Islamabad, December 10, 2009 - The massive influx of an estimated 300,000 people who fled fighting in South Waziristan is straining the capacity of hospitals in the Dera Ismael Khan district to meet the needs of displaced and resident populations. Despite the assistance provided by authorities, acute medical needs are not being met in D.I. Khan hospitals.

Islamabad, December 10, 2009 - The massive influx of an estimated 300,000 people who fled fighting in South Waziristan is straining the capacity of hospitals in the Dera Ismael Khan district to meet the needs of displaced and resident populations. Despite the assistance provided by authorities, acute medical needs are not being met in D.I. Khan hospitals.

The private international medical organization, Doctors Without Borders/Médecins Sans Frontières (MSF), is ready to set up an emergency medical program to provide free treatment to patients for which it requesting authorization from Pakistani authorities.

Last week an MSF team was able carry out a rapid assessment of the medical needs in three of the main hospitals in D. I. Khan District, and two rural health centers situated in areas where many of the displaced families are living.

“We saw real needs for staff, medicines, hygiene, and materials, which are essential to respond adequately to emergency care, notably in the emergency rooms, maternity, and surgical departments of the main hospitals,” said Thomas Conan, MSF country representative in Pakistan.
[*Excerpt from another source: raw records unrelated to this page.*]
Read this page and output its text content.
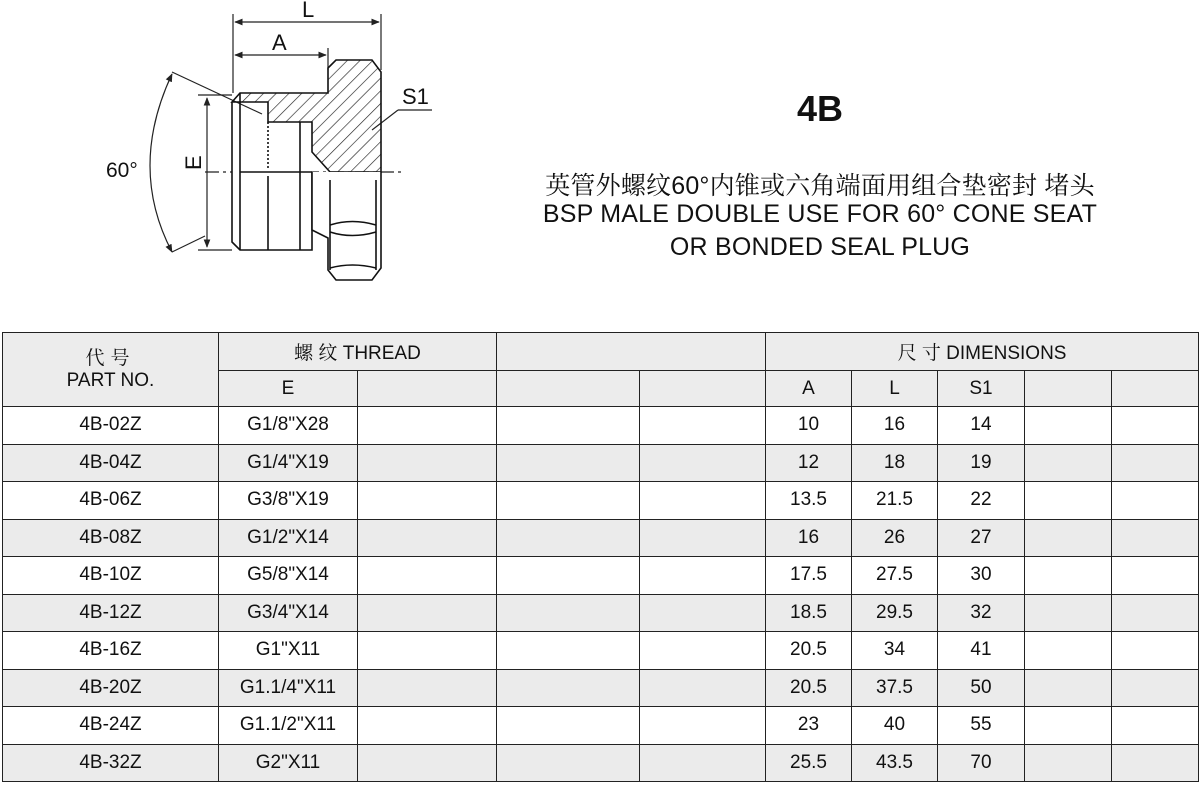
L
A
S1
E
60°
4B
英管外螺纹60°内锥或六角端面用组合垫密封 堵头
BSP MALE DOUBLE USE FOR 60° CONE SEAT
OR BONDED SEAL PLUG
代号
PART NO.	螺 纹 THREAD				尺 寸 DIMENSIONS				
	E				A	L	S1		
4B-02Z	G1/8"X28				10	16	14		
4B-04Z	G1/4"X19				12	18	19		
4B-06Z	G3/8"X19				13.5	21.5	22		
4B-08Z	G1/2"X14				16	26	27		
4B-10Z	G5/8"X14				17.5	27.5	30		
4B-12Z	G3/4"X14				18.5	29.5	32		
4B-16Z	G1"X11				20.5	34	41		
4B-20Z	G1.1/4"X11				20.5	37.5	50		
4B-24Z	G1.1/2"X11				23	40	55		
4B-32Z	G2"X11				25.5	43.5	70		
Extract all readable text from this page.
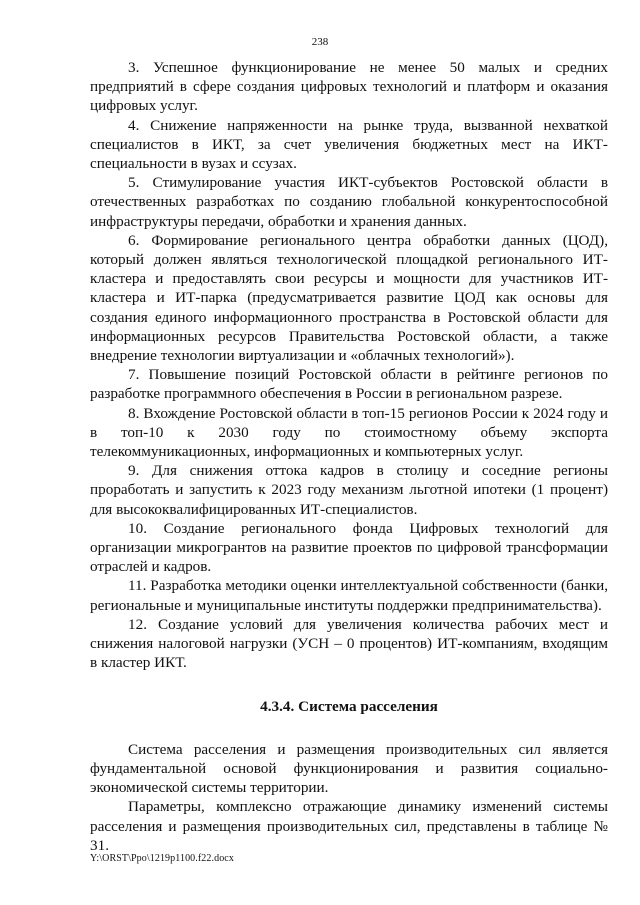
238

3. Успешное функционирование не менее 50 малых и средних предприятий в сфере создания цифровых технологий и платформ и оказания цифровых услуг.

4. Снижение напряженности на рынке труда, вызванной нехваткой специалистов в ИКТ, за счет увеличения бюджетных мест на ИКТ-специальности в вузах и ссузах.

5. Стимулирование участия ИКТ-субъектов Ростовской области в отечественных разработках по созданию глобальной конкурентоспособной инфраструктуры передачи, обработки и хранения данных.

6. Формирование регионального центра обработки данных (ЦОД), который должен являться технологической площадкой регионального ИТ-кластера и предоставлять свои ресурсы и мощности для участников ИТ-кластера и ИТ-парка (предусматривается развитие ЦОД как основы для создания единого информационного пространства в Ростовской области для информационных ресурсов Правительства Ростовской области, а также внедрение технологии виртуализации и «облачных технологий»).

7. Повышение позиций Ростовской области в рейтинге регионов по разработке программного обеспечения в России в региональном разрезе.

8. Вхождение Ростовской области в топ-15 регионов России к 2024 году и в топ-10 к 2030 году по стоимостному объему экспорта телекоммуникационных, информационных и компьютерных услуг.

9. Для снижения оттока кадров в столицу и соседние регионы проработать и запустить к 2023 году механизм льготной ипотеки (1 процент) для высококвалифицированных ИТ-специалистов.

10. Создание регионального фонда Цифровых технологий для организации микрогрантов на развитие проектов по цифровой трансформации отраслей и кадров.

11. Разработка методики оценки интеллектуальной собственности (банки, региональные и муниципальные институты поддержки предпринимательства).

12. Создание условий для увеличения количества рабочих мест и снижения налоговой нагрузки (УСН – 0 процентов) ИТ-компаниям, входящим в кластер ИКТ.

4.3.4. Система расселения

Система расселения и размещения производительных сил является фундаментальной основой функционирования и развития социально-экономической системы территории.

Параметры, комплексно отражающие динамику изменений системы расселения и размещения производительных сил, представлены в таблице № 31.

Y:\ORST\Ppo\1219p1100.f22.docx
Over the last weeks, the district hospital has seen a 30 to 40 percent increase in the number of emergency room admissions. Currently, people needing surgical referrals outside D.I. Khan are mainly referred to Peshawar hospitals. While medical expenses and costs of transport are manageable for some, they represent an insurmountable barrier for numerous vulnerable families within the displaced and resident populations in D.I. Khan.

“MSF has the capacity to send medical teams composed of international and national staff to provide free surgery and emergency care to the people most in need in the region,” said Conan. “But so far, the presence of international staff is being refused by authorities.”

Between May and July, 2009 MSF received authorizations to send an orthopaedic surgical team to treat trauma cases, as there had been no local infrastructure providing free treatment to patients requiring specialized surgery. In July, however, military authorities asked MSF to leave the area for security reasons. For the past two months, MSF has been requesting authorizations for independent access to the area to provide emergency medical care with a team of national and international staff.

“As an international, private medical organization, we believe that the presence of an international medical team reinforces the independence of our work,” said Conan. “We are asking authorities to allow us to provide similar support to the population in D. I. Khan as we have done in other areas of the country.”

Currently, a team of international and national staff provides support to health structures in Lower Dir, where displaced people have been arriving from Bajaur Agency. Earlier this year, when over one million displaced people fled to Mardan District, MSF teams supported local health structures by running a 40-bed inpatient department, two emergency rooms, and a 24-hour-a-day maternity service, providing health care for several thousands of patients.

MSF does not accept funding from any government for its work in Pakistan, relying solely on private donations. Since 1998, MSF has been providing medical assistance to Pakistani nationals and Afghan refugees suffering from the effects of armed conflicts, poor access to health care, and natural disasters in NWFP, FATA, Balochistan and Kashmir.